Multivariate analysis found a number of factors, aside from age, that were independent predictors of cardiovascular events: hypertension (relative risk (RR), 1.81; p=0.015), diabetes (RR, 2.72; p<0.001) and the number of dactylitic digits (RR, 1.20; p<0.001). Sedimentation rate was also a significant predictor of cardiovascular events, but only among women (RR, 1.83; p=0.02).

“A significant proportion of patients with PsA develop cardiovascular events during the course of their disease,” the study authors wrote in the Annals of the Rheumatic Diseases. “Increased cardiovascular risk is associated with a combination of traditional cardiovascular risk factors and disease activity.”

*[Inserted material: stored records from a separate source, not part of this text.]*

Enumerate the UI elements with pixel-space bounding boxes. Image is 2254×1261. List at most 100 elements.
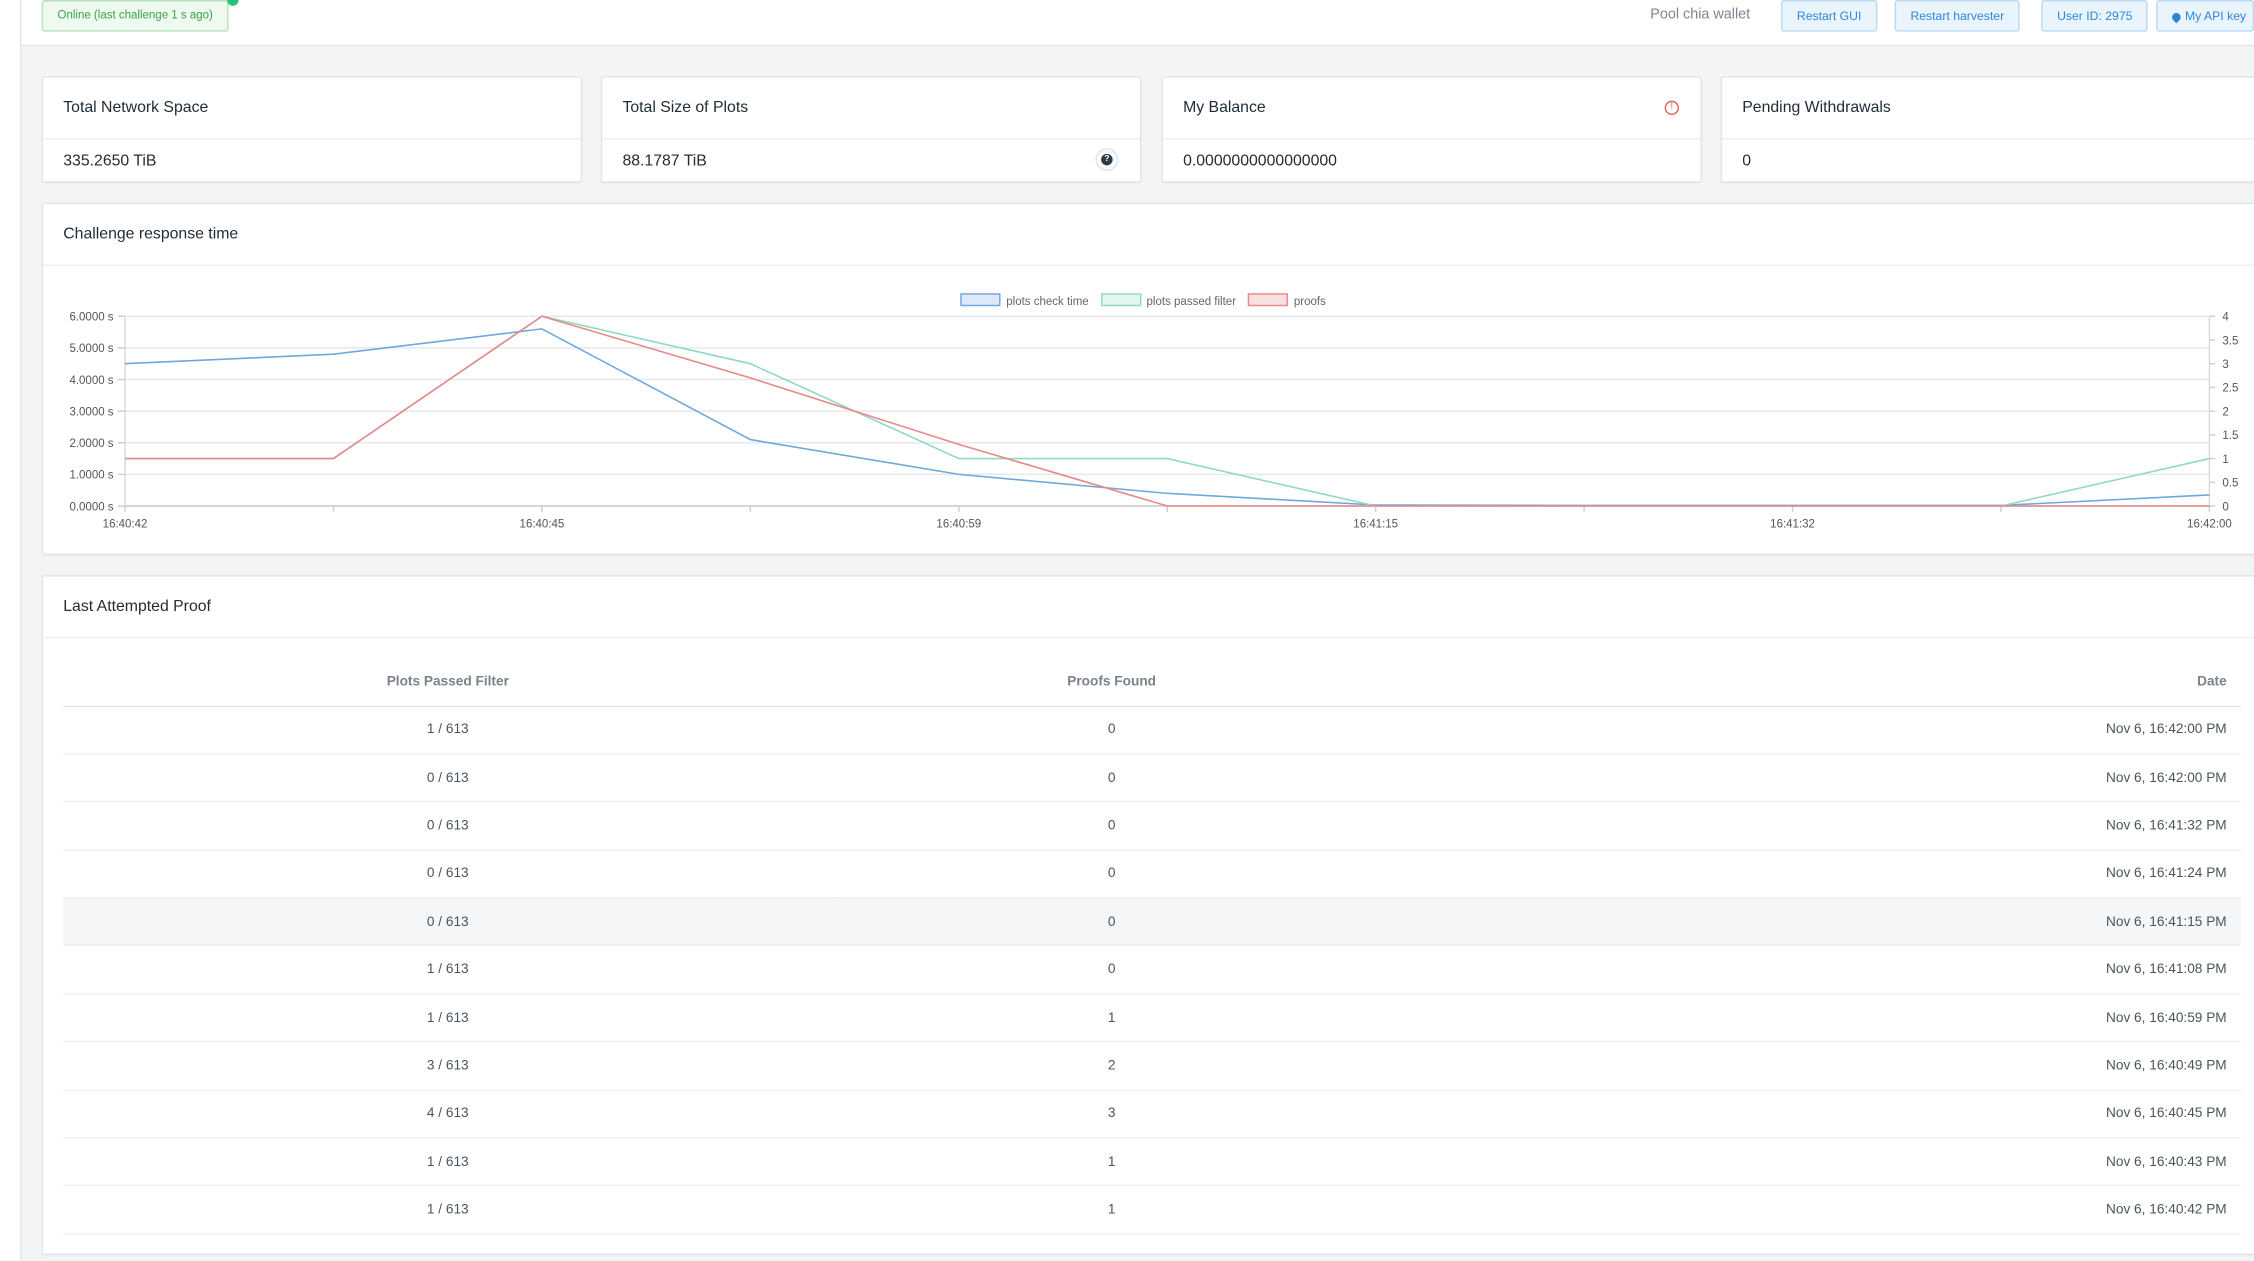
plots-passed-cell: 4 / 613 [63, 1089, 833, 1139]
proofs-found-cell: 1 [832, 1137, 1391, 1187]
stat-value: 0.0000000000000000 [1183, 152, 1337, 170]
table-row[interactable]: 0 / 613 0 Nov 6, 16:41:24 PM [63, 849, 2242, 899]
plots-passed-cell: 1 / 613 [63, 945, 833, 995]
plots-passed-cell: 0 / 613 [63, 849, 833, 899]
column-header[interactable]: Date [1390, 658, 2242, 707]
table-row[interactable]: 1 / 613 1 Nov 6, 16:40:42 PM [63, 1185, 2242, 1235]
legend-swatch [960, 293, 1001, 307]
date-cell: Nov 6, 16:40:42 PM [1390, 1185, 2242, 1235]
proofs-found-cell: 0 [832, 897, 1391, 947]
x-tick-label: 16:40:59 [936, 519, 981, 531]
api-key-label: My API key [2185, 8, 2247, 23]
x-tick-label: 16:40:45 [520, 519, 565, 531]
stat-title-wrap: My Balance ! [1162, 78, 1701, 140]
table-row[interactable]: 1 / 613 0 Nov 6, 16:41:08 PM [63, 945, 2242, 995]
table-row[interactable]: 1 / 613 1 Nov 6, 16:40:43 PM [63, 1137, 2242, 1187]
column-header[interactable]: Plots Passed Filter [63, 658, 833, 707]
chart-title: Challenge response time [43, 204, 2254, 266]
date-cell: Nov 6, 16:42:00 PM [1390, 705, 2242, 755]
legend-label: proofs [1293, 294, 1326, 308]
table-row[interactable]: 0 / 613 0 Nov 6, 16:42:00 PM [63, 753, 2242, 803]
date-cell: Nov 6, 16:40:45 PM [1390, 1089, 2242, 1139]
legend-item[interactable]: plots passed filter [1100, 293, 1237, 308]
legend-item[interactable]: plots check time [960, 293, 1089, 308]
proofs-found-cell: 3 [832, 1089, 1391, 1139]
info-alert-icon[interactable]: ! [1664, 100, 1679, 115]
chart-legend: plots check time plots passed filter pro… [960, 293, 1334, 308]
y-right-tick-label: 3.5 [2222, 335, 2238, 347]
date-cell: Nov 6, 16:41:15 PM [1390, 897, 2242, 947]
online-indicator-icon [227, 0, 239, 6]
y-right-tick-label: 0 [2222, 501, 2228, 513]
restart-harvester-button[interactable]: Restart harvester [1894, 0, 2020, 32]
x-tick-label: 16:41:32 [1770, 519, 1815, 531]
table-row[interactable]: 0 / 613 0 Nov 6, 16:41:15 PM [63, 897, 2242, 947]
x-tick-label: 16:40:42 [103, 519, 148, 531]
y-right-tick-label: 2.5 [2222, 383, 2238, 395]
table-row[interactable]: 0 / 613 0 Nov 6, 16:41:32 PM [63, 801, 2242, 851]
date-cell: Nov 6, 16:41:24 PM [1390, 849, 2242, 899]
y-right-tick-label: 1 [2222, 454, 2228, 466]
legend-swatch [1100, 293, 1141, 307]
date-cell: Nov 6, 16:40:43 PM [1390, 1137, 2242, 1187]
user-id-button[interactable]: User ID: 2975 [2041, 0, 2149, 32]
proofs-found-cell: 0 [832, 705, 1391, 755]
y-left-tick-label: 2.0000 s [69, 438, 113, 450]
y-left-tick-label: 1.0000 s [69, 470, 113, 482]
stat-title: My Balance [1183, 99, 1266, 117]
plots-passed-cell: 0 / 613 [63, 801, 833, 851]
column-header[interactable]: Proofs Found [832, 658, 1391, 707]
y-right-tick-label: 3 [2222, 359, 2228, 371]
table-row[interactable]: 1 / 613 0 Nov 6, 16:42:00 PM [63, 705, 2242, 755]
y-right-tick-label: 1.5 [2222, 430, 2238, 442]
legend-label: plots check time [1006, 294, 1089, 308]
api-key-button[interactable]: My API key [2156, 0, 2254, 32]
proofs-found-cell: 0 [832, 753, 1391, 803]
x-tick-label: 16:42:00 [2187, 519, 2232, 531]
plots-passed-cell: 1 / 613 [63, 1137, 833, 1187]
date-cell: Nov 6, 16:42:00 PM [1390, 753, 2242, 803]
y-left-tick-label: 3.0000 s [69, 406, 113, 418]
plots-passed-cell: 1 / 613 [63, 705, 833, 755]
proofs-found-cell: 0 [832, 945, 1391, 995]
proof-card: Last Attempted Proof Plots Passed Filter… [41, 575, 2254, 1255]
proofs-found-cell: 1 [832, 1185, 1391, 1235]
stat-title: Total Network Space [43, 78, 581, 140]
plots-passed-cell: 0 / 613 [63, 897, 833, 947]
date-cell: Nov 6, 16:41:32 PM [1390, 801, 2242, 851]
plots-passed-cell: 0 / 613 [63, 753, 833, 803]
legend-swatch [1247, 293, 1289, 307]
proofs-found-cell: 0 [832, 849, 1391, 899]
plots-passed-cell: 3 / 613 [63, 1041, 833, 1091]
top-bar: Online (last challenge 1 s ago) Pool chi… [21, 0, 2254, 46]
help-icon[interactable]: ? [1095, 148, 1119, 172]
legend-label: plots passed filter [1146, 294, 1237, 308]
legend-item[interactable]: proofs [1247, 293, 1326, 308]
restart-gui-button[interactable]: Restart GUI [1781, 0, 1878, 32]
table-row[interactable]: 3 / 613 2 Nov 6, 16:40:49 PM [63, 1041, 2242, 1091]
proof-title: Last Attempted Proof [43, 576, 2254, 639]
wallet-label: Pool chia wallet [1650, 7, 1751, 23]
date-cell: Nov 6, 16:40:59 PM [1390, 993, 2242, 1043]
stat-title: Total Size of Plots [602, 78, 1140, 140]
y-right-tick-label: 4 [2222, 312, 2229, 324]
y-right-tick-label: 2 [2222, 406, 2228, 418]
proofs-found-cell: 2 [832, 1041, 1391, 1091]
balance-card: My Balance ! 0.0000000000000000 [1161, 76, 1702, 183]
left-sidebar [0, 0, 22, 1261]
response-time-chart: 0.0000 s 1.0000 s 2.0000 s 3.0000 s 4.0000 s… [69, 312, 2238, 531]
stat-value: 335.2650 TiB [63, 152, 157, 170]
y-left-tick-label: 0.0000 s [69, 501, 113, 513]
table-row[interactable]: 1 / 613 1 Nov 6, 16:40:59 PM [63, 993, 2242, 1043]
plots-size-card: Total Size of Plots 88.1787 TiB ? [600, 76, 1142, 183]
stat-value: 0 [1742, 152, 1752, 170]
stat-value: 88.1787 TiB [622, 152, 707, 170]
chart-card: Challenge response time plots check time… [41, 202, 2254, 555]
y-right-tick-label: 0.5 [2222, 478, 2238, 490]
proofs-found-cell: 1 [832, 993, 1391, 1043]
proofs-found-cell: 0 [832, 801, 1391, 851]
pin-icon [2170, 10, 2183, 23]
table-row[interactable]: 4 / 613 3 Nov 6, 16:40:45 PM [63, 1089, 2242, 1139]
plots-passed-cell: 1 / 613 [63, 1185, 833, 1235]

The findings of the new study are largely consistent with earlier research, which has found that people with psoriatic arthritis are more prone to cardiovascular events than similar people who do not have the disease.

Some questions remain about why psoriatic arthritis patients suffer unusually high rates of cardiovascular disease, but existing research suggests a number of possible causes. For example, a paper that appeared in the Annals of the Rheumatic Diseases earlier this year compared 338 psoriatic arthritis patients with 50,468 controls in the Nord-Trøndelag Health Study 3. The study authors adjusted for age, gender and all cardiovascular risk factors considered by the SCORE algorithm and then looked for other factors that might explain the higher rate of cardiovascular events in patients with psoriatic arthritis.

They found, among the psoriatic arthritis patients, an increased prevalence of angina pectoris (5.0% vs 3.6%, p=0.01), history of percutaneous coronary intervention (2.4% vs 1.4%, p=0.04), hypertension (45.3% vs 39.3%, p=0.01), obesity (32.0% vs 22.4%) and tobacco smoking (21.3% vs 16.4%, p=0.02). They also found that psoriatic arthritis patients had elevated levels of C reactive protein (p<0.001), higher body mass index (p<0.001) and more triglycerides (p=0.01).

A prospective study that compared 102 consecutive psoriatic arthritis patients with 82 healthy controls found similar results. The body mass index of psoriatic arthritis patients was significantly higher than that of the healthy controls. The study authors, who published their findings in Rheumatology, adjusted for that difference and still found that psoriatic arthritis patients had a higher prevalence of diabetes mellitus [odds ratio (OR), 9.27; 95% confidence interval [CI], 2.09-41.09) and hypertension (OR, 3.37; 95% CI, 1.68-6.72), but a lower prevalence of low high density lipoprotein (HDL) cholesterol (OR, 0.16; 95% CI, 0.07-0.41).

“These data,” the study authors concluded, “support the hypothesis that PsA may be associated with obesity, hypertension, dyslipidemia and insulin resistance because of the shared inflammatory pathway.”